P. 4. Southey.—
Better than men and women, friend,
That are dust, though dear in our joy and pain,
Are the books their cunning hands have penned,
For they depart, but the books remain....
When others fail him, the wise man looks
To the sure companionship of books.—R. H. Stoddard.
P. 5. Southey ('A heavenly delight').—See p. 320.
P. 5. Southey ('The best of all possible company').—Castanheda died in 1559, Barros in 1570, Osorio (da Fonseca) in 1580. They were Portuguese historians.
P. 6. Emerson.
There comes Emerson first, whose rich words, every one,
Are like gold nails in temples to hang trophies on.—J. R. Lowell.
P. 7. Whittier.—The poet explains that the 'lettered magnate' was his friend Fields (James Thomas, 1817-81), who edited the Atlantic Monthly.
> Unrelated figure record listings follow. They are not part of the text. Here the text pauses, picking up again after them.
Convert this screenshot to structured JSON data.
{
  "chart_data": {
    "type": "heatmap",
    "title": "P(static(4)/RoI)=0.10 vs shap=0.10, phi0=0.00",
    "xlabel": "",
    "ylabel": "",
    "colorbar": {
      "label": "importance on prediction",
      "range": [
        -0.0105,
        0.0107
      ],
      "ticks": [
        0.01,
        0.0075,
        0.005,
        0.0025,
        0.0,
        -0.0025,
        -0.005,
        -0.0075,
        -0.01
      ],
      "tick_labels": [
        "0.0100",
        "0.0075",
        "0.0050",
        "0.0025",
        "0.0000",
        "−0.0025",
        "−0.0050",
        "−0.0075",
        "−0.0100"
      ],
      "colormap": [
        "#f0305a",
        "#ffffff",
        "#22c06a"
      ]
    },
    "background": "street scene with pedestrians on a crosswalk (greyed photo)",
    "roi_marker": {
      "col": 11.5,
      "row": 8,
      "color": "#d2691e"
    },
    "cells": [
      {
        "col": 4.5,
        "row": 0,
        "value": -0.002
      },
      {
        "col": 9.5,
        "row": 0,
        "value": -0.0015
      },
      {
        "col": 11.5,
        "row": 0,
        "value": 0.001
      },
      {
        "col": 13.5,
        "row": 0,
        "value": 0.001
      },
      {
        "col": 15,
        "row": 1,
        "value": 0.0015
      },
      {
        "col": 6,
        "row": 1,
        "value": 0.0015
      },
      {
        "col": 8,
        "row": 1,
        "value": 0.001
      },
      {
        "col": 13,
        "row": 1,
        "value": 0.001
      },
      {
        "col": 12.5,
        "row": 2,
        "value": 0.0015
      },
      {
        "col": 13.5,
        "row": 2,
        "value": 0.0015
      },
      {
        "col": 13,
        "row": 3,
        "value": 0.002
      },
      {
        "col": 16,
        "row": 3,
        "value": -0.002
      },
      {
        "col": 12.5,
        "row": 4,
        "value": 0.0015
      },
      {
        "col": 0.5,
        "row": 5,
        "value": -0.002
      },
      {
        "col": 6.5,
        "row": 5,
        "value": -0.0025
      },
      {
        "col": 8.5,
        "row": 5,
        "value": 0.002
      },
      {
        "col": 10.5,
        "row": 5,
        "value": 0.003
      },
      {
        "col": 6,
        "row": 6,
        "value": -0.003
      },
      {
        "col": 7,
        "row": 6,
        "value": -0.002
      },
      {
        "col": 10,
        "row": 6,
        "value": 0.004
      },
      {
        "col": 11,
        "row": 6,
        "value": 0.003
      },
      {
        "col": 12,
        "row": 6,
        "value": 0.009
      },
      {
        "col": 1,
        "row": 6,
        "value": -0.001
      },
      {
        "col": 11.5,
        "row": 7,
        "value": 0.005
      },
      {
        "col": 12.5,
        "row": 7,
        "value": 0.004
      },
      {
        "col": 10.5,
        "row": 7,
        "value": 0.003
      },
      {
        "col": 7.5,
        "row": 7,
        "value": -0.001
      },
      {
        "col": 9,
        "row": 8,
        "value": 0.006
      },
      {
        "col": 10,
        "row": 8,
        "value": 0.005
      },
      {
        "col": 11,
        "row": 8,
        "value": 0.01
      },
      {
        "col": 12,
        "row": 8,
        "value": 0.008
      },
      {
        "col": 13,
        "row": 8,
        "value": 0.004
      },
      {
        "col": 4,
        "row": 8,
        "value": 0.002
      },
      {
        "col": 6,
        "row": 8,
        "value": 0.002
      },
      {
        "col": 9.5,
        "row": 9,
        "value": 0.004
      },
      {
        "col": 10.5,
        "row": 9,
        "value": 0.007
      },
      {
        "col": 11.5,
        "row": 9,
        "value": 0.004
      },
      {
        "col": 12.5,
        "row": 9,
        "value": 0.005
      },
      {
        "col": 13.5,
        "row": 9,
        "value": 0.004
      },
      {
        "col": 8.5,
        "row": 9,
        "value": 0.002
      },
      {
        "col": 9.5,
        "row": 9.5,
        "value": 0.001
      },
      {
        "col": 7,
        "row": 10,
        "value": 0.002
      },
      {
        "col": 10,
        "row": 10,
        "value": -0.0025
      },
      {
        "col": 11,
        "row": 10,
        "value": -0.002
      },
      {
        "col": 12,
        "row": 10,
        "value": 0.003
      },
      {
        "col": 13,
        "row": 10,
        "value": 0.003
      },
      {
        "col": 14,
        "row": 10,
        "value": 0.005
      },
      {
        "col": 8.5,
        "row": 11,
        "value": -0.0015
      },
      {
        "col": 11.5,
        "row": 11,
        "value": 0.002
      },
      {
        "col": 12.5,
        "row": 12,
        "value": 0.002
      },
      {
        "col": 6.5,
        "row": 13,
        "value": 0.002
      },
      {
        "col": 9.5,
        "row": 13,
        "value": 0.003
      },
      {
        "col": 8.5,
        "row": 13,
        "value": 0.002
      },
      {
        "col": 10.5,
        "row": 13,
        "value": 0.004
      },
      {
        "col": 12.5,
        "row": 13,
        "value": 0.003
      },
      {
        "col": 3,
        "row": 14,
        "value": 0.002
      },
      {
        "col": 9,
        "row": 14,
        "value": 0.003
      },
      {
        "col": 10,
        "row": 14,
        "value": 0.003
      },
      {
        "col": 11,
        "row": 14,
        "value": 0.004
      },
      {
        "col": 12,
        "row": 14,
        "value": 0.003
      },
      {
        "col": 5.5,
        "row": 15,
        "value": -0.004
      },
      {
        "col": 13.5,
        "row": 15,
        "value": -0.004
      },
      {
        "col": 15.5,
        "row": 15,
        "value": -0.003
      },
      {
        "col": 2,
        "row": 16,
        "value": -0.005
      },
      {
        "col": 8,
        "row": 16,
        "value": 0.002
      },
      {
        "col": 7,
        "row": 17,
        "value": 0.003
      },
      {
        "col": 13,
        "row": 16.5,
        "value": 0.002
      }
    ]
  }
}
Among Fields's friends were Leigh Hunt, Barry Cornwall, Miss Mitford, and Dickens. Longfellow's 'Auf Wiedersehen' was written 'in memory of J. T. F.', and Whittier himself wrote some elegiac verse after his death.
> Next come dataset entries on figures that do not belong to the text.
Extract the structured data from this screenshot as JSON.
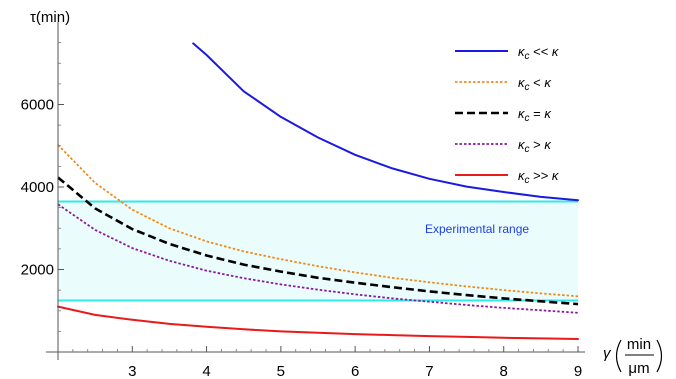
{
  "chart_data": {
    "type": "line",
    "ylabel": "τ(min)",
    "xlabel": {
      "symbol": "γ",
      "fraction_top": "min",
      "fraction_bottom": "μm"
    },
    "xlim": [
      2,
      9
    ],
    "ylim": [
      0,
      8000
    ],
    "xticks": [
      3,
      4,
      5,
      6,
      7,
      8,
      9
    ],
    "yticks": [
      2000,
      4000,
      6000
    ],
    "legend_position": "top-right",
    "experimental_range": {
      "label": "Experimental range",
      "y_min": 1250,
      "y_max": 3650,
      "fill": "#eafcfc",
      "line_color": "#33e8e8",
      "label_color": "#1f3de6"
    },
    "series": [
      {
        "name": "κc << κ",
        "legend_text": "<<",
        "color": "#1a1ae0",
        "dash": "solid",
        "x": [
          3.82,
          4.0,
          4.5,
          5.0,
          5.5,
          6.0,
          6.5,
          7.0,
          7.5,
          8.0,
          8.5,
          9.0
        ],
        "y": [
          7480,
          7200,
          6320,
          5700,
          5200,
          4780,
          4450,
          4200,
          4010,
          3880,
          3760,
          3680
        ]
      },
      {
        "name": "κc < κ",
        "legend_text": "<",
        "color": "#ee8a1e",
        "dash": "dotted",
        "x": [
          2.0,
          2.5,
          3.0,
          3.5,
          4.0,
          4.5,
          5.0,
          5.5,
          6.0,
          6.5,
          7.0,
          7.5,
          8.0,
          8.5,
          9.0
        ],
        "y": [
          5020,
          4100,
          3450,
          3000,
          2680,
          2440,
          2250,
          2080,
          1930,
          1800,
          1690,
          1590,
          1500,
          1420,
          1350
        ]
      },
      {
        "name": "κc = κ",
        "legend_text": "=",
        "color": "#000000",
        "dash": "dashed",
        "x": [
          2.0,
          2.5,
          3.0,
          3.5,
          4.0,
          4.5,
          5.0,
          5.5,
          6.0,
          6.5,
          7.0,
          7.5,
          8.0,
          8.5,
          9.0
        ],
        "y": [
          4230,
          3480,
          2980,
          2620,
          2340,
          2120,
          1950,
          1800,
          1680,
          1570,
          1470,
          1380,
          1300,
          1230,
          1160
        ]
      },
      {
        "name": "κc > κ",
        "legend_text": ">",
        "color": "#8a1a9a",
        "dash": "dotted",
        "x": [
          2.0,
          2.5,
          3.0,
          3.5,
          4.0,
          4.5,
          5.0,
          5.5,
          6.0,
          6.5,
          7.0,
          7.5,
          8.0,
          8.5,
          9.0
        ],
        "y": [
          3580,
          2960,
          2520,
          2210,
          1970,
          1790,
          1640,
          1510,
          1400,
          1300,
          1220,
          1140,
          1070,
          1010,
          950
        ]
      },
      {
        "name": "κc >> κ",
        "legend_text": ">>",
        "color": "#e81a1a",
        "dash": "solid",
        "x": [
          2.0,
          2.5,
          3.0,
          3.5,
          4.0,
          4.5,
          5.0,
          5.5,
          6.0,
          6.5,
          7.0,
          7.5,
          8.0,
          8.5,
          9.0
        ],
        "y": [
          1100,
          900,
          780,
          680,
          610,
          550,
          500,
          465,
          435,
          410,
          385,
          365,
          345,
          330,
          315
        ]
      }
    ]
  }
}
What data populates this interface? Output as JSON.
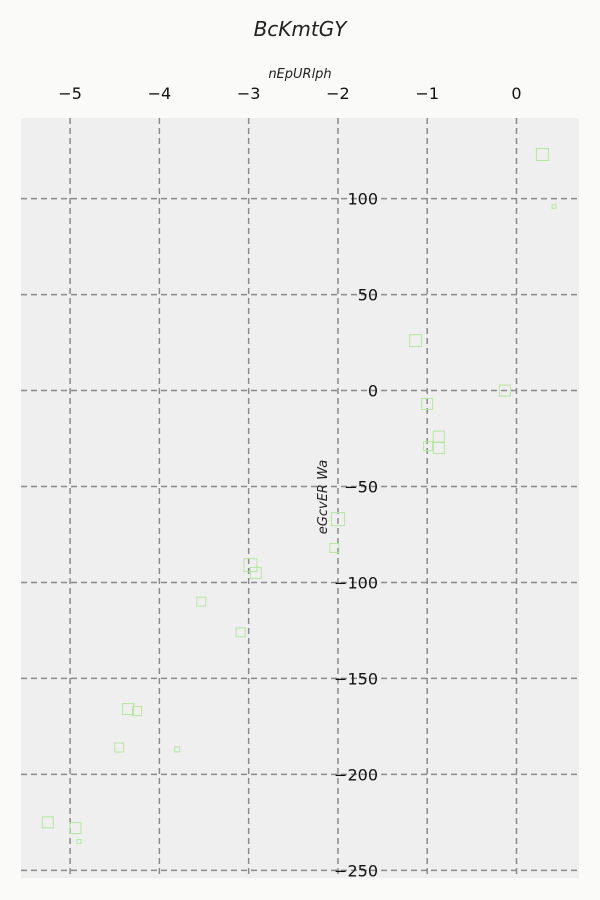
{
  "chart_data": {
    "type": "scatter",
    "title": "BcKmtGY",
    "xlabel": "nEpURlph",
    "ylabel": "eGcvER Wa",
    "xlim": [
      -5.55,
      0.7
    ],
    "ylim": [
      -254,
      142
    ],
    "xticks": [
      -5,
      -4,
      -3,
      -2,
      -1,
      0
    ],
    "yticks": [
      100,
      50,
      0,
      -50,
      -100,
      -150,
      -200,
      -250
    ],
    "xtick_labels": [
      "−5",
      "−4",
      "−3",
      "−2",
      "−1",
      "0"
    ],
    "ytick_labels": [
      "100",
      "50",
      "0",
      "−50",
      "−100",
      "−150",
      "−200",
      "−250"
    ],
    "grid": true,
    "marker": "square-open",
    "color": "#b5e6a0",
    "points": [
      {
        "x": 0.29,
        "y": 123,
        "s": 12
      },
      {
        "x": 0.42,
        "y": 96,
        "s": 4
      },
      {
        "x": -1.13,
        "y": 26,
        "s": 12
      },
      {
        "x": -0.13,
        "y": 0,
        "s": 11
      },
      {
        "x": -1.0,
        "y": -7,
        "s": 11
      },
      {
        "x": -0.87,
        "y": -24,
        "s": 11
      },
      {
        "x": -0.99,
        "y": -29,
        "s": 9
      },
      {
        "x": -0.87,
        "y": -30,
        "s": 11
      },
      {
        "x": -2.0,
        "y": -67,
        "s": 13
      },
      {
        "x": -2.04,
        "y": -82,
        "s": 9
      },
      {
        "x": -2.98,
        "y": -91,
        "s": 13
      },
      {
        "x": -2.92,
        "y": -95,
        "s": 11
      },
      {
        "x": -3.53,
        "y": -110,
        "s": 9
      },
      {
        "x": -3.09,
        "y": -126,
        "s": 9
      },
      {
        "x": -4.35,
        "y": -166,
        "s": 11
      },
      {
        "x": -4.25,
        "y": -167,
        "s": 9
      },
      {
        "x": -4.45,
        "y": -186,
        "s": 9
      },
      {
        "x": -3.8,
        "y": -187,
        "s": 5
      },
      {
        "x": -5.25,
        "y": -225,
        "s": 11
      },
      {
        "x": -4.94,
        "y": -228,
        "s": 11
      },
      {
        "x": -4.9,
        "y": -235,
        "s": 4
      }
    ]
  }
}
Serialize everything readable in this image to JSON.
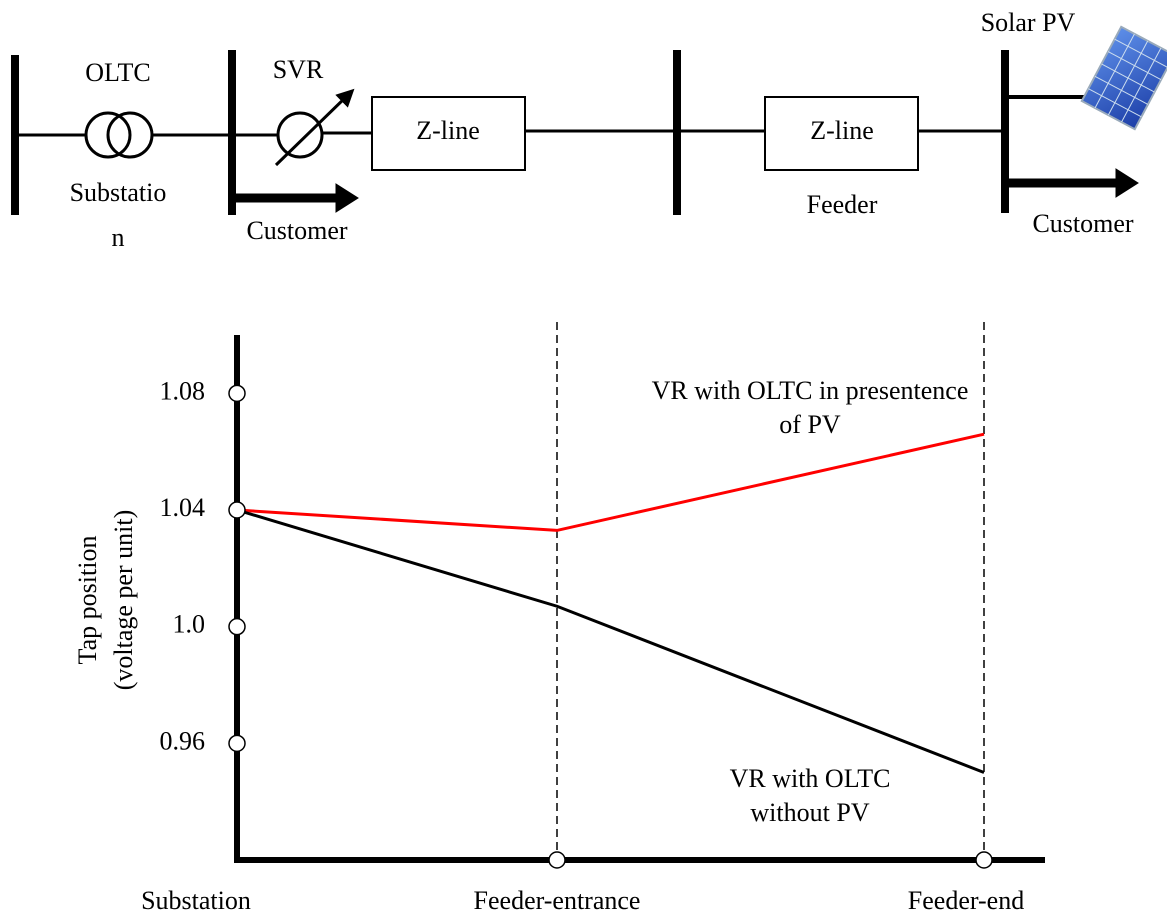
{
  "diagram": {
    "oltc": "OLTC",
    "svr": "SVR",
    "zline_1": "Z-line",
    "zline_2": "Z-line",
    "solar_pv": "Solar PV",
    "substation": [
      "Substatio",
      "n"
    ],
    "customer_1": "Customer",
    "feeder": "Feeder",
    "customer_2": "Customer"
  },
  "chart_data": {
    "type": "line",
    "categories": [
      "Substation",
      "Feeder-entrance",
      "Feeder-end"
    ],
    "ylabel": [
      "Tap position",
      "(voltage per unit)"
    ],
    "ylim": [
      0.92,
      1.1
    ],
    "yticks": [
      0.96,
      {
        "value": 1,
        "label": "1.0"
      },
      1.04,
      1.08
    ],
    "series": [
      {
        "name": "VR with OLTC in presentence of PV",
        "color": "#ff0000",
        "values": [
          1.04,
          1.033,
          1.066
        ]
      },
      {
        "name": "VR with OLTC without PV",
        "color": "#000000",
        "values": [
          1.04,
          1.007,
          0.95
        ]
      }
    ]
  }
}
It may be noted that Elzevir was the name of a famous family of Dutch printers, whose books were chiefly issued between 1592 and 1681. Louis Elzevir (? 1540-1617) was the first to make the name famous.
P. 9. Roscoe.—The sale of Roscoe's library, necessary on account of financial failure, took place in August and September 1816. This Roscoe is the historian of the Medici.